Fig. 10: Anatomically segregated microgliosis of the ventral midbrain was significantly higher in COVID-19 when compared to pneumonia patients. | npj Parkinson's Disease

Fig. 10: Anatomically segregated microgliosis of the ventral midbrain was significantly higher in COVID-19 when compared to pneumonia patients.

From: Detection of SARS-CoV-2 viral proteins and genomic sequences in human brainstem nuclei

Fig. 10

a Anatomical heatmap of activated microglia within the medulla oblongata in COVID-19. b, c TMEM119 immunoperoxidase staining of comparable regions of the midbrain in COVID-19 subjects (above) and controls (below). Inset: perineuronal microglia in the substantia nigra.
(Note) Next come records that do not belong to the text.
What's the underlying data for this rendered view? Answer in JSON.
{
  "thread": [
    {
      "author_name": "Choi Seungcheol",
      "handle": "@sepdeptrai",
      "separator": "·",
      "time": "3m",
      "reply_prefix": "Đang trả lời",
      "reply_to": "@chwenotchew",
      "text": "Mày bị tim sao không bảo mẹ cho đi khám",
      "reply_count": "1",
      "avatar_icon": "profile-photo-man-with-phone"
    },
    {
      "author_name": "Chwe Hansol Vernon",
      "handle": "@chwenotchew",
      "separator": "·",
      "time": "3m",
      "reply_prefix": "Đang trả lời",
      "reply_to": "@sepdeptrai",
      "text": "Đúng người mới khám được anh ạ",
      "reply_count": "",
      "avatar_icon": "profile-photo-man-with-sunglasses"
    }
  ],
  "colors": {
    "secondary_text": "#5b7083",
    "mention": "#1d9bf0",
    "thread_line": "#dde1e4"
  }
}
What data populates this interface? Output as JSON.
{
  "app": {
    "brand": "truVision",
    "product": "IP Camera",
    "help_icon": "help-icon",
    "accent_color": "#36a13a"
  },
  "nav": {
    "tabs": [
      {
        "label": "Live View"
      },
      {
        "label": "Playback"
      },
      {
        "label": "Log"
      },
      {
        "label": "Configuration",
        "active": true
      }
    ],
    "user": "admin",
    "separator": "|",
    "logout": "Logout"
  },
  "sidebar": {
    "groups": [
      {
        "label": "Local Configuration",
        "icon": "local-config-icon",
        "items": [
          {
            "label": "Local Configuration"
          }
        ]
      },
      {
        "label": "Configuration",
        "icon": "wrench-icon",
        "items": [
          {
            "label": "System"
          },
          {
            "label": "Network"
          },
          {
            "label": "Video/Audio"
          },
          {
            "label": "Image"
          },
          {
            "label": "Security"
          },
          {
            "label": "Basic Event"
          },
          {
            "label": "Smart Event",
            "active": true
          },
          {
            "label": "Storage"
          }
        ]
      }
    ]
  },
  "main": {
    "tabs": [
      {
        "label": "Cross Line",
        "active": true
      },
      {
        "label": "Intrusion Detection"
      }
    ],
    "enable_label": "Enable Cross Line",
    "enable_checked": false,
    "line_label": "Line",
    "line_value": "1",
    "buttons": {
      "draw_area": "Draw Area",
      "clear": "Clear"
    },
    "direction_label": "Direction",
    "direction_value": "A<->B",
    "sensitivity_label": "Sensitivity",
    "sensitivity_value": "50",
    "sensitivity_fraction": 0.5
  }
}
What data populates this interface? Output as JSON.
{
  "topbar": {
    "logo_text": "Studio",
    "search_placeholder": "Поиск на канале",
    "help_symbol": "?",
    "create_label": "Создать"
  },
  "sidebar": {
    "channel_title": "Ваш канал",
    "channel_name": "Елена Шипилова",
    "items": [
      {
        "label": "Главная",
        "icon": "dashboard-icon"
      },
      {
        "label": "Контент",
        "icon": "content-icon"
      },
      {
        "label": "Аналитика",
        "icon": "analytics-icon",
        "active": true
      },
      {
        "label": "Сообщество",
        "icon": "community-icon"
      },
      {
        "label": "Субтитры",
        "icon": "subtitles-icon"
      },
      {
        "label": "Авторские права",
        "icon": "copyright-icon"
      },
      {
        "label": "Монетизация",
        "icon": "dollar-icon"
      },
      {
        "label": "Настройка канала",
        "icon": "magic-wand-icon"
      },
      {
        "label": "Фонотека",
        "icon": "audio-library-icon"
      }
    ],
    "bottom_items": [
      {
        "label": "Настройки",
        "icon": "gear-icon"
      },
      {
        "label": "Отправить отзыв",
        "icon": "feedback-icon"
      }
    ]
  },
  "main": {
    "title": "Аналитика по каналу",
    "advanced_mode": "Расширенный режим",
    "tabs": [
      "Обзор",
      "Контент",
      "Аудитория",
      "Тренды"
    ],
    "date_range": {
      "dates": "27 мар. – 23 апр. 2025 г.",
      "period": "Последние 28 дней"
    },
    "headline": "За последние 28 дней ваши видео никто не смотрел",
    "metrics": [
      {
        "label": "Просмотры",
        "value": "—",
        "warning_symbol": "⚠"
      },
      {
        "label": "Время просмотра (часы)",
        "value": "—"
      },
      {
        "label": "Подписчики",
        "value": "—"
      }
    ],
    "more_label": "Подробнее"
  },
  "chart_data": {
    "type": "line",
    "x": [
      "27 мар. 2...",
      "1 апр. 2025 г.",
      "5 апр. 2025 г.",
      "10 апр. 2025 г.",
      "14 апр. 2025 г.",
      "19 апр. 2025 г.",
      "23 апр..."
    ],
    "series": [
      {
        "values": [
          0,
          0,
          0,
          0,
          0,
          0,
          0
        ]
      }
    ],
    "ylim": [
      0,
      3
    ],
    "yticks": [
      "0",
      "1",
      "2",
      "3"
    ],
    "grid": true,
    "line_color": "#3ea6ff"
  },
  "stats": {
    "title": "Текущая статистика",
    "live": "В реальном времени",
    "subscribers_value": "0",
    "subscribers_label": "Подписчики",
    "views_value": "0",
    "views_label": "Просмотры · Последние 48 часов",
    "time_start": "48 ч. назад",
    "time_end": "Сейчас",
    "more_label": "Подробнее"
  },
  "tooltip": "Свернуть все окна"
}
COVID-19 subjects often present distinct microglial nodules. d Welch one-way ANOVA of microglial densities per counting fields (FOV) reveals statistically significant differences between FOVs of the Tegmentum (T; FOV1–2) when compared to FOVs of the Pes (P; FOV5–6), suggesting for a localized pattern of microgliosis comprising the preacqueductal tegmentum and the substantia nigra. e Welch one-way ANOVA between anatomical compartments (TG, tegmentum; TC, tectum; P, pes) between COVID-19 subjects (n = 23, red) and controls (n = 18, black) reveals statistically significant differences between all anatomical districts of the midbrain (p < 0.0001). f Welch corrected t-test plot of microglial densities (microglia/mm2) in the midbrain of COVID-19 subjects with (n = 5, red) and without (n = 16, black) Alzheimer’s disease neuropathological changes (p > 0.05), and of COVID-19 subjects treated (n = 10, red) and not treated (n = 11, black) with intensive oxygen therapy (p > 0.05). g Welch one-way ANOVA between anatomical compartments (TG tegmentum, TC tectum, P pes) between COVID-19 subjects with (n = 5, red) and without (n = 18) viral tropism (RT-PCR/IHC+ versus RT-PCR/IHC−) reveals statistically significant differences at the level of the midbrain tegmentum (p = 0.0074), but not other anatomical districts. Error bars indicate standard deviation.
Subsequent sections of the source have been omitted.